Here is an example of how surety bond underwriters use Break Even analysis. Suppose a Contractor has an average Gross Profit Margin of 5% and the contractor’s overhead averages $1,000,000. The contractor’s break even point for the year is $20,000,000 in revenue ($1,000,000/5%). Based on the contractor’s historical performance and overhead, both the surety bond company and contractor know that the contractor needs to obtain more than $20,000,000 in work to be profitable.
Surety Bond Companies use a Contractor’s Work in Progress Report to assess trends from the contractor. Have project size and work loads increased or decreased? Are profits holding up or fading? Do certain types of projects make or lose money? All of these things factor into a surety bond company’s trust in a contractor and ability to support future work.
Although uncommon, some WIP Reports contain Estimated Project Start and End Dates. This is a requirement for the SBA Surety Bond Guarantee Program who has their own Work in Progress Form which can be found here.
Some WIP Reports specify which jobs are bonded and which jobs are unbonded. Again, this is not common but this could be important information to lenders and surety bond companies. For example, lenders typically will not lend against “bonded receivables” so they like to know which projects have performance bonds.
Secondly, some surety bond companies only look at bonded backlog. This means, the only backlog they count against a contractor’s surety bond capacity are those projects that are bonded. In these cases, it is important to know which projects are bonded so a contractor can calculate their remaining bond capacity.

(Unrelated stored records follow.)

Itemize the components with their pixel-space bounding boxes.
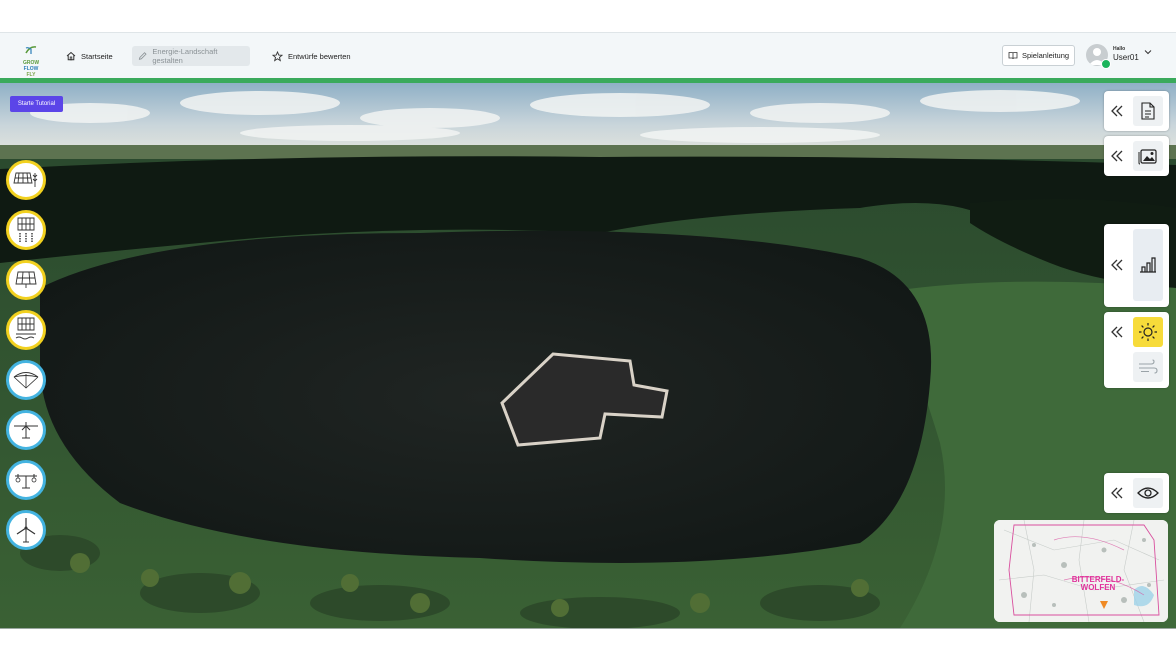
tool-kite-power[interactable]	[6, 360, 46, 400]
nav-energie-landschaft[interactable]: Energie-Landschaft gestalten	[132, 46, 250, 66]
tool-agri-pv-vertical[interactable]	[6, 210, 46, 250]
logo-plant-icon	[25, 46, 37, 54]
wind-icon	[1139, 359, 1158, 374]
document-button[interactable]	[1133, 96, 1163, 126]
user-menu[interactable]: Hallo User01	[1086, 43, 1156, 69]
agri-pv-vertical-icon	[17, 217, 35, 242]
nav-entwuerfe-bewerten-label: Entwürfe bewerten	[288, 51, 351, 61]
nav-entwuerfe-bewerten[interactable]: Entwürfe bewerten	[266, 46, 357, 66]
sun-button[interactable]	[1133, 317, 1163, 347]
tool-wind-turbine[interactable]	[6, 510, 46, 550]
image-gallery-icon	[1138, 149, 1157, 165]
tool-airborne-drone[interactable]	[6, 460, 46, 500]
ground-pv-icon	[15, 271, 37, 288]
nav-startseite-label: Startseite	[81, 51, 113, 61]
document-panel	[1104, 91, 1169, 131]
image-panel	[1104, 136, 1169, 176]
kite-icon	[13, 372, 39, 389]
user-name: User01	[1113, 53, 1139, 62]
statistics-panel	[1104, 224, 1169, 307]
minimap-label-2: WOLFEN	[1081, 583, 1116, 592]
sun-icon	[1139, 323, 1157, 341]
spielanleitung-button[interactable]: Spielanleitung	[1002, 45, 1075, 66]
start-tutorial-button[interactable]: Starte Tutorial	[10, 96, 63, 112]
minimap[interactable]: BITTERFELD- WOLFEN	[994, 520, 1168, 622]
wind-turbine-icon	[16, 518, 36, 543]
visibility-panel	[1104, 473, 1169, 513]
chevron-down-icon[interactable]	[1144, 49, 1152, 55]
book-icon	[1008, 52, 1018, 60]
double-chevron-left-icon[interactable]	[1109, 103, 1125, 119]
online-status-dot	[1101, 59, 1111, 69]
star-icon	[272, 50, 283, 62]
floating-pv-icon	[15, 317, 36, 340]
image-gallery-button[interactable]	[1133, 141, 1163, 171]
drone-icon	[15, 474, 37, 489]
wind-button[interactable]	[1133, 352, 1163, 382]
scene-bottom-border	[0, 628, 1176, 629]
home-icon	[66, 51, 76, 61]
app-logo[interactable]: GROW FLOW FLY	[18, 42, 44, 78]
agri-pv-crops-icon	[13, 172, 38, 187]
weather-panel	[1104, 312, 1169, 388]
statistics-button[interactable]	[1133, 229, 1163, 301]
double-chevron-left-icon[interactable]	[1109, 485, 1125, 501]
3d-map-viewport[interactable]: Starte Tutorial BITTERFELD- WOLFEN	[0, 83, 1176, 628]
minimap-graphic: BITTERFELD- WOLFEN	[994, 520, 1168, 622]
tool-floating-pv[interactable]	[6, 310, 46, 350]
bar-chart-icon	[1140, 257, 1156, 273]
spielanleitung-label: Spielanleitung	[1021, 51, 1070, 60]
tool-ground-pv[interactable]	[6, 260, 46, 300]
airborne-wing-icon	[14, 422, 38, 439]
tool-agri-pv-crops[interactable]	[6, 160, 46, 200]
pencil-icon	[138, 52, 147, 60]
user-greeting: Hallo	[1113, 46, 1126, 52]
double-chevron-left-icon[interactable]	[1109, 324, 1125, 340]
double-chevron-left-icon[interactable]	[1109, 257, 1125, 273]
document-icon	[1141, 102, 1155, 120]
top-navigation-bar: GROW FLOW FLY Startseite Energie-Landsch…	[0, 32, 1176, 78]
tool-airborne-wing[interactable]	[6, 410, 46, 450]
nav-startseite[interactable]: Startseite	[60, 46, 119, 66]
eye-icon	[1137, 487, 1159, 499]
double-chevron-left-icon[interactable]	[1109, 148, 1125, 164]
visibility-button[interactable]	[1133, 478, 1163, 508]
nav-energie-landschaft-label: Energie-Landschaft gestalten	[152, 47, 218, 65]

A Completed Contract Schedule is normally included along with a Work in Progress Report. A Completed Contract Schedule provides information such as Total Contract Amount, Total Cost and Gross Profit on projects that a contractor has completed. This is also an important tool that surety bond underwriters use for trend analysis and to see how projects closed out. Surety bond companies may also bill final performance and payment bond premiums off the final project amounts on these schedules.
Understanding a Work in Progress Report is important for contractors to maximize their surety bond capacity, but it is also much more than that. Contractors should get in the habit of preparing and looking at these reports monthly to understand how their projects are performing and how that performance will affect their businesses.